Sarà perché le carceri mi fanno orrore – al pari di questa società capitalista in cui sono “necessarie” perché le sono perfettamente congeniali – ma non ho mai ritenuto che quello fosse il solo metro di giudizio civile di una nazione.
Avevo ragione. Ma lo so da tempo.
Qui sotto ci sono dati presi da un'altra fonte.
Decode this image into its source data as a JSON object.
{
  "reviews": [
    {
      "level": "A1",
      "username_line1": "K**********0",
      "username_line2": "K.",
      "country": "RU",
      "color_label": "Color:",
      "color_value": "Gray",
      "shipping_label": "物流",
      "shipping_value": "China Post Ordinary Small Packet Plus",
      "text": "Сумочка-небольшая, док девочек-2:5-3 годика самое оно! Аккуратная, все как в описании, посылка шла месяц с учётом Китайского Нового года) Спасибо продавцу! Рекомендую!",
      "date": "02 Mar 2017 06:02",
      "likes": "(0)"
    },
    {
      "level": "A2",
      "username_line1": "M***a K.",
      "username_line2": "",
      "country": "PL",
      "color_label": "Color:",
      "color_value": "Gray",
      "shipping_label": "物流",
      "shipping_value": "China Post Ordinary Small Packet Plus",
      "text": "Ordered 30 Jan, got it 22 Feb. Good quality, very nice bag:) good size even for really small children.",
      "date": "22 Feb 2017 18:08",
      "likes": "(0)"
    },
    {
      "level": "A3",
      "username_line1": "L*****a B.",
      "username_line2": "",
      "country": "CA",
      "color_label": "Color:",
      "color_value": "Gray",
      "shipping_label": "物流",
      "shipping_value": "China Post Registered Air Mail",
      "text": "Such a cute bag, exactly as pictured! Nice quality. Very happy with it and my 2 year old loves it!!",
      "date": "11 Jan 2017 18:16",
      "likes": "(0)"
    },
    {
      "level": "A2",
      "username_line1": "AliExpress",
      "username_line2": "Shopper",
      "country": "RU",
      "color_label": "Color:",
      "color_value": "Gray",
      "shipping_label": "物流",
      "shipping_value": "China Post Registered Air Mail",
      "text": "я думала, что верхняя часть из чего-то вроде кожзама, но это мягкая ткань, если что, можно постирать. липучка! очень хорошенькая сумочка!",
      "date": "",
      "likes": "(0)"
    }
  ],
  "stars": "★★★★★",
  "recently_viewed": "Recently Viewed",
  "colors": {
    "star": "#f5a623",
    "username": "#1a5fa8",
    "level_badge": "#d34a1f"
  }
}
In queste ore reputo di avere ancora più ragione, perché la civiltà di un Paese la si ritrova anche sui treni, dove 27 ragazzi con handicap avevano un posto prenotato e sono invece dovuti scendere dalle carrozze (forse nemmeno ci sono potuti salire) perché i turisti si sono rifiutati di dare loro i posti che avevano indebitamente occupato.
Tutto quello che volete… colpe di Trenitalia, dei vandalizzatori di due carrozze in quel di Albenga… Tutto.
Ma la civiltà di un Paese la si riscontra da come quel Paese che si reputa moderno, democratico e civile si rivolge e tratta i più deboli, i meno difesi, i più fragili.
Dai carcerati ai disabili, dai lavoratori ai disoccupati, dai malati ai pensionati, dai giovani agli anziani.
Così può bastare come incazzatura quotidiana?